UPDATE: Parklands resident Julie Hayward was just dozing off in bed about midnight when she was startled by the noise of a loud crash.
"I just heard this almighty crash and the (house) lights flickered on and off," Ms Hayward said.
She got out of bed and went out the front of her Hibiscus St home to see a few other neighbours had also stepped outside to investigate the noise.
"I just listened because there was no traffic.
"I went walking up (toward Nambour Connection Rd) and sure enough saw the lights blinking on and off."
She said another nearby resident was already at an overturned Holden sedan.
"We looked in and the guy said I don't think we've got a pulse."
"It was awful."
Emergency services were called and rushed to the scene.
"You can't help but feel sad and sick for the family.
"It's playing in my head all of the time."
EARLIER: A man has died in a single-vehicle crash at Parklands, north of Nambour, overnight.
Emergency services were called to the scene on the Nambour Connection Rd shortly after midnight.
A police spokesman said it appeared a Holden sedan had crashed into a power pole support cable before overturning.
The driver and sole occupant of the vehicle, a 42-year-old man from Woombye, was pronounced deceased at the scene.

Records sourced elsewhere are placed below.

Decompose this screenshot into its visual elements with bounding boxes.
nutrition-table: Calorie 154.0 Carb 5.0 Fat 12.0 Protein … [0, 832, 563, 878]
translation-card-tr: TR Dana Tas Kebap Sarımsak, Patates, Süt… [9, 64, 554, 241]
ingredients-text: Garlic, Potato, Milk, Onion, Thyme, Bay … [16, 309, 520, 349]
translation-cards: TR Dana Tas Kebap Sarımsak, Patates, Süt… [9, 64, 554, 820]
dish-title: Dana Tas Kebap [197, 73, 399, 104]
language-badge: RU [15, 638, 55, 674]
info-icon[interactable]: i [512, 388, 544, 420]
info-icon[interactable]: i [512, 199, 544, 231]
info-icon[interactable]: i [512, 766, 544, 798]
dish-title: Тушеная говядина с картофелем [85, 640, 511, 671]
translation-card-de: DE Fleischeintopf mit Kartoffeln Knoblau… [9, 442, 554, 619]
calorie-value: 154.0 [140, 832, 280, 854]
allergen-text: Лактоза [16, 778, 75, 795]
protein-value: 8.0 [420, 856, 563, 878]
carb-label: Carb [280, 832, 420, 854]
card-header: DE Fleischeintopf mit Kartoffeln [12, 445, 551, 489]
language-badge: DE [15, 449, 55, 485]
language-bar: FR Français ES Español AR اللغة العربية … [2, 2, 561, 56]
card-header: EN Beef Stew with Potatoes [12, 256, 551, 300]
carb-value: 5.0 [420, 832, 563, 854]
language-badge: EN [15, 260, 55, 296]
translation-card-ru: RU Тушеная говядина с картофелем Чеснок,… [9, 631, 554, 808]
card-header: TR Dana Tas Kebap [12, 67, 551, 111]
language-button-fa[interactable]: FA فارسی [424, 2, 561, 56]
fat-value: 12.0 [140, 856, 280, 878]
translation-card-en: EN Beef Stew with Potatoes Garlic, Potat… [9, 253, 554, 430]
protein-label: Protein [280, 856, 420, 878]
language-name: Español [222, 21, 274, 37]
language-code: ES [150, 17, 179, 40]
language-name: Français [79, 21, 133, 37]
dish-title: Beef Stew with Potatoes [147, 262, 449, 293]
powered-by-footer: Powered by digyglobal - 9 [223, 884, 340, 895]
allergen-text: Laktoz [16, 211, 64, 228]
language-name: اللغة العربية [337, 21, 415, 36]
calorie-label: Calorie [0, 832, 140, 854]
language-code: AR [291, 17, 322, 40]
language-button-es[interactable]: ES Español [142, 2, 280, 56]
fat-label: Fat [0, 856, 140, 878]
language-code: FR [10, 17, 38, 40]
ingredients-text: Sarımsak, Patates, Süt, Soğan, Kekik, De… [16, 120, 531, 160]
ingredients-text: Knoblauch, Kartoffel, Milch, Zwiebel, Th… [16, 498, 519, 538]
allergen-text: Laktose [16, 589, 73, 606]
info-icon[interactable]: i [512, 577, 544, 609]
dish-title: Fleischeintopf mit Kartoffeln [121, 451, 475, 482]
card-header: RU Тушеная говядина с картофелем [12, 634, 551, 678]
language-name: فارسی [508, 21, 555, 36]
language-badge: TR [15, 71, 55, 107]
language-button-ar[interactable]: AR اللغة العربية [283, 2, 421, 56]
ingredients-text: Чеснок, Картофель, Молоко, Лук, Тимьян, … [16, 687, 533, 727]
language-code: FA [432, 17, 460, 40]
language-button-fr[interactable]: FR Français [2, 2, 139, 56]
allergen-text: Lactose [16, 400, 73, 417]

Police are appealing for anyone who may have seen the incident or the white commodore sedan travelling on Nambour Connection Road to contact Crime Stoppers on 1800 333 000.

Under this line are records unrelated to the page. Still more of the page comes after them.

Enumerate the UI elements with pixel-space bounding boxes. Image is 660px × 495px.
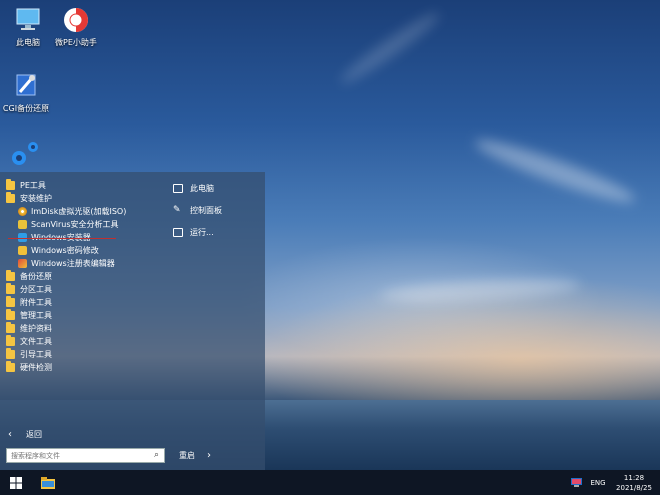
shortcut-run[interactable]: 运行...	[173, 225, 214, 239]
menu-item-scanvirus[interactable]: ScanVirus安全分析工具	[18, 218, 119, 231]
cloud	[379, 274, 581, 306]
folder-icon	[6, 283, 15, 294]
run-icon	[173, 227, 183, 237]
clock[interactable]: 11:28 2021/8/25	[612, 470, 656, 495]
start-button[interactable]	[0, 470, 32, 495]
menu-folder-partition-tools[interactable]: 分区工具	[6, 283, 52, 296]
language-indicator[interactable]: ENG	[586, 470, 610, 495]
menu-item-label: 管理工具	[20, 311, 52, 320]
wrench-icon: ✎	[173, 205, 181, 215]
folder-icon	[6, 322, 15, 333]
menu-item-label: ImDisk虚拟光驱(加载ISO)	[31, 207, 127, 216]
menu-folder-install-maintain[interactable]: 安装维护	[6, 192, 52, 205]
search-icon[interactable]: ⌕	[151, 450, 162, 461]
menu-folder-maintenance-docs[interactable]: 维护资料	[6, 322, 52, 335]
menu-item-label: 分区工具	[20, 285, 52, 294]
desktop-icon-label: CGI备份还原	[2, 104, 50, 113]
clock-time: 11:28	[623, 473, 645, 482]
folder-icon	[6, 296, 15, 307]
menu-item-label: 安装维护	[20, 194, 52, 203]
taskbar: ENG 11:28 2021/8/25	[0, 470, 660, 495]
shortcut-label: 运行...	[190, 227, 214, 237]
back-button[interactable]: ‹ 返回	[8, 428, 42, 441]
folder-icon	[6, 309, 15, 320]
folder-icon	[6, 348, 15, 359]
menu-item-label: Windows密码修改	[31, 246, 99, 255]
registry-icon	[18, 259, 27, 268]
chevron-right-icon: ›	[207, 449, 211, 461]
menu-folder-backup-restore[interactable]: 备份还原	[6, 270, 52, 283]
computer-icon	[173, 183, 183, 193]
start-menu-program-list: PE工具 安装维护 ImDisk虚拟光驱(加载ISO) ScanVirus安全分…	[0, 172, 165, 470]
folder-icon	[6, 192, 15, 203]
menu-item-label: 备份还原	[20, 272, 52, 281]
desktop-icon-label: 微PE小助手	[55, 38, 97, 47]
restart-label: 重启	[179, 450, 195, 460]
folder-icon	[6, 270, 15, 281]
cloud	[336, 7, 444, 89]
shortcut-label: 控制面板	[190, 205, 222, 215]
menu-item-label: 附件工具	[20, 298, 52, 307]
menu-folder-hardware-check[interactable]: 硬件检测	[6, 361, 52, 374]
menu-folder-accessory-tools[interactable]: 附件工具	[6, 296, 52, 309]
folder-icon	[41, 476, 55, 489]
menu-item-label: 文件工具	[20, 337, 52, 346]
key-icon	[18, 246, 27, 255]
folder-icon	[6, 361, 15, 372]
back-label: 返回	[26, 430, 42, 439]
shield-icon	[18, 220, 27, 229]
taskbar-file-explorer[interactable]	[36, 470, 60, 495]
desktop-icon-cgi-backup[interactable]: CGI备份还原	[0, 72, 54, 114]
desktop-icon-wepe-helper[interactable]: 微PE小助手	[48, 6, 104, 48]
menu-item-windows-password[interactable]: Windows密码修改	[18, 244, 99, 257]
cloud	[471, 131, 639, 211]
shortcut-this-pc[interactable]: 此电脑	[173, 181, 214, 195]
computer-icon	[13, 6, 43, 34]
lifebuoy-icon	[61, 6, 91, 34]
menu-item-imdisk[interactable]: ImDisk虚拟光驱(加载ISO)	[18, 205, 126, 218]
clock-date: 2021/8/25	[616, 483, 652, 492]
language-label: ENG	[590, 478, 606, 487]
menu-item-label: 引导工具	[20, 350, 52, 359]
menu-folder-file-tools[interactable]: 文件工具	[6, 335, 52, 348]
menu-item-registry-editor[interactable]: Windows注册表编辑器	[18, 257, 115, 270]
restart-button[interactable]: 重启 ›	[179, 448, 211, 462]
selection-underline	[8, 238, 116, 239]
folder-icon	[6, 179, 15, 190]
search-input[interactable]	[7, 449, 155, 462]
network-status-icon[interactable]	[568, 470, 584, 495]
start-menu-shortcuts: 此电脑 ✎ 控制面板 运行... 重启 ›	[165, 172, 265, 470]
menu-item-label: 维护资料	[20, 324, 52, 333]
menu-item-label: 硬件检测	[20, 363, 52, 372]
shortcut-label: 此电脑	[190, 183, 214, 193]
menu-folder-pe-tools[interactable]: PE工具	[6, 179, 46, 192]
start-menu: PE工具 安装维护 ImDisk虚拟光驱(加载ISO) ScanVirus安全分…	[0, 172, 265, 470]
menu-folder-management-tools[interactable]: 管理工具	[6, 309, 52, 322]
windows-logo-icon	[10, 476, 22, 489]
cgi-tool-icon	[11, 72, 41, 100]
gear-icon	[8, 138, 42, 168]
shortcut-control-panel[interactable]: ✎ 控制面板	[173, 203, 222, 217]
menu-item-label: PE工具	[20, 181, 46, 190]
menu-item-label: ScanVirus安全分析工具	[31, 220, 119, 229]
menu-folder-boot-tools[interactable]: 引导工具	[6, 348, 52, 361]
search-box: ⌕	[6, 448, 165, 463]
disc-icon	[18, 207, 27, 216]
folder-icon	[6, 335, 15, 346]
chevron-left-icon: ‹	[8, 429, 12, 440]
menu-item-label: Windows注册表编辑器	[31, 259, 115, 268]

Clayton's Towing, who responded to the crash, posted a picture on its Facebook site lamenting the loss of life.
The towing firm has been involved in many public displays and police initiatives to highlight public safety on our roads.

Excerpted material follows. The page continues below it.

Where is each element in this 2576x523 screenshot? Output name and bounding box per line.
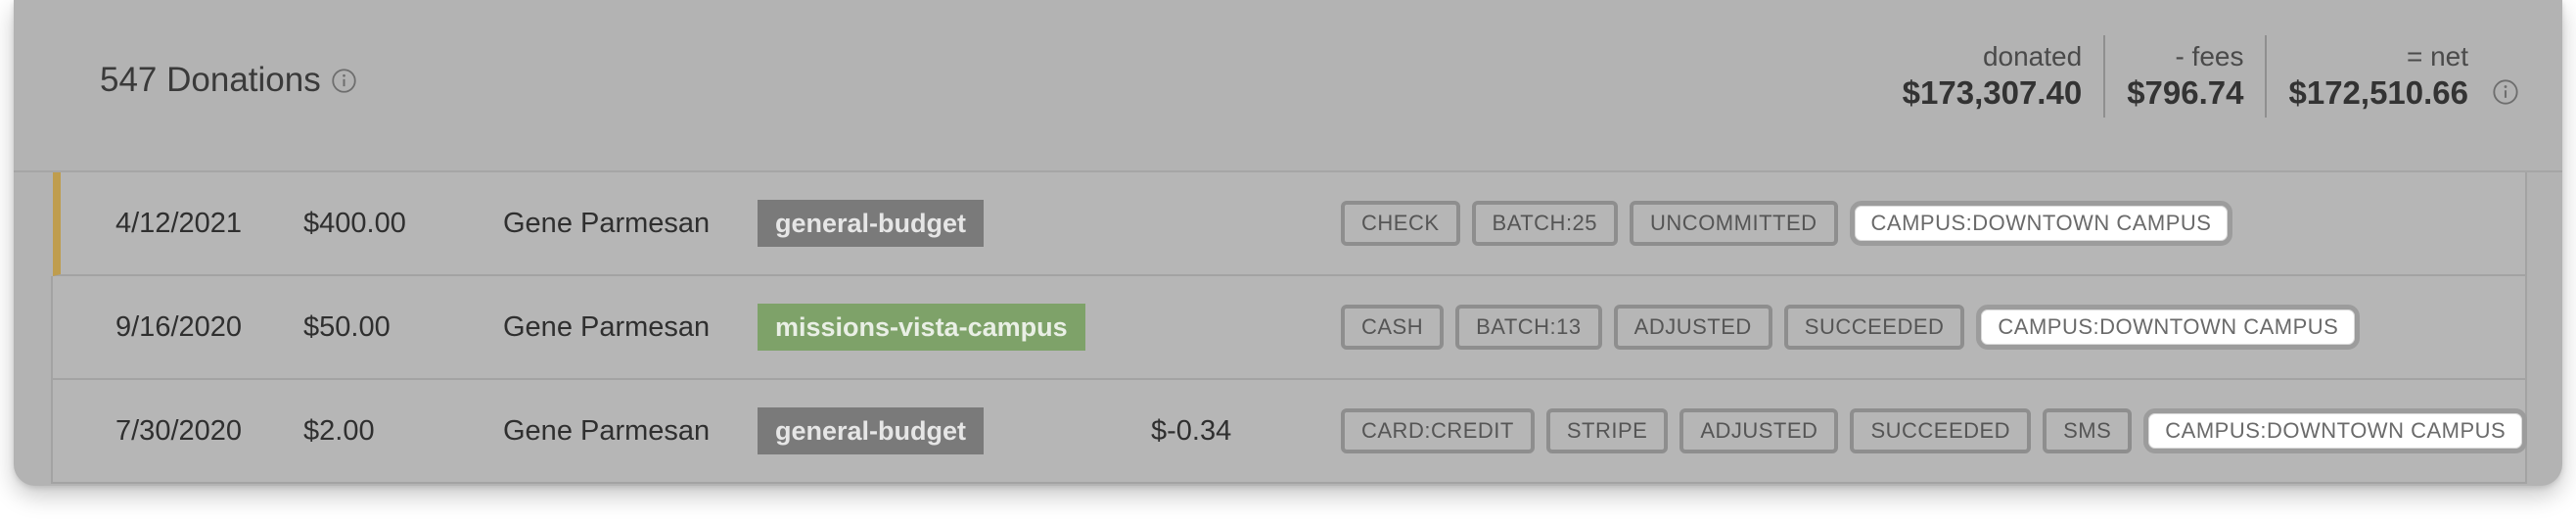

News of last night's fatality comes as Sunshine Coast police continue a week long blitz on factors leading to road crashes, including fatigue.
In Queensland, between 2008 and 2013, more than 15% of fatalities were identified as being fatigue-related crashes. The actual number may be much higher as it can be difficult to identify fatigue as a causal factor.
Research shows that being awake for more than 17 hours is similar to having more than two standard drinks and having a blood alcohol content of more than 0.05.
Keys to avoiding fatigue
Avoid driving at night when your body naturally wants to sleep.
Avoid long drives after work.
Understand whether any medicine you are taking might affect your driving.